Top of page

Collection Prokudin-Gorskii Collection

Biographic Information

Sergei Mikhailovich Prokudin-Gorskii

Sergei Prokudin-Gorskii, an official and four railway workers(?)riding on a railroad handcar
Na drezini︠e︡ u Petrozavodska po Murm. zh.d. [On a handcar along the Murmansk railroad near Petrozavodsk]. Sergei Prokudin-Gorskii, photographer [1915]. Prints and Photographs Division, Library of Congress.
LC-DIG-ppmsc-03951

Born in the settlement of Funikova gora, in rural Vladimir Province east of Moscow, in 1863, and educated as a chemist, Sergei Mikhailovich Prokudin-Gorskii devoted his career to the advancement of photography. He studied with renowned scientists in St. Petersburg, Berlin, and Paris. His own original research yielded patents for producing color film slides and for projecting color motion pictures.

Around 1907, Prokudin-Gorskii envisioned and formulated a plan to use the emerging technological advancements that had been made in color photography to systematically document the Russian Empire. Through such an ambitious project he intended to educate the school children of Russia with his "optical color projections" of the vast and diverse history, culture, and modernization of the Empire.
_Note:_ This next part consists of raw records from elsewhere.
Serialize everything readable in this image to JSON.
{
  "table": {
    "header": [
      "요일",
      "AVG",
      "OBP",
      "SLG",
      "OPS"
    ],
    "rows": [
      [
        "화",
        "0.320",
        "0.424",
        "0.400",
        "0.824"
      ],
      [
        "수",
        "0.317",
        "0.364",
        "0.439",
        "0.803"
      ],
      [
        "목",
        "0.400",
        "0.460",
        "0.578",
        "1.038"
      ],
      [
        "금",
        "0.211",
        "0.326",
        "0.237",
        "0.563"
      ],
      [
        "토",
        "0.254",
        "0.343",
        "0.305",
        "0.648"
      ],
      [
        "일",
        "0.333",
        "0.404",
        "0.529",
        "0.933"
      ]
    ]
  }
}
Outfitted with a specially equipped railroad car-darkroom provided by Tsar Nicholas II, and in possession of two permits that granted him cooperation from the Empire's bureaucracy and access to restricted areas, Prokudin-Gorskii documented the Russian Empire from 1909 through 1915. He conducted many illustrated lectures of his work. His assistants are sometimes credited on prints seen in other collections.

Prokudin-Gorskii left Russia in 1918, after the Russian Revolution, and eventually settled in Paris, where he died in 1944.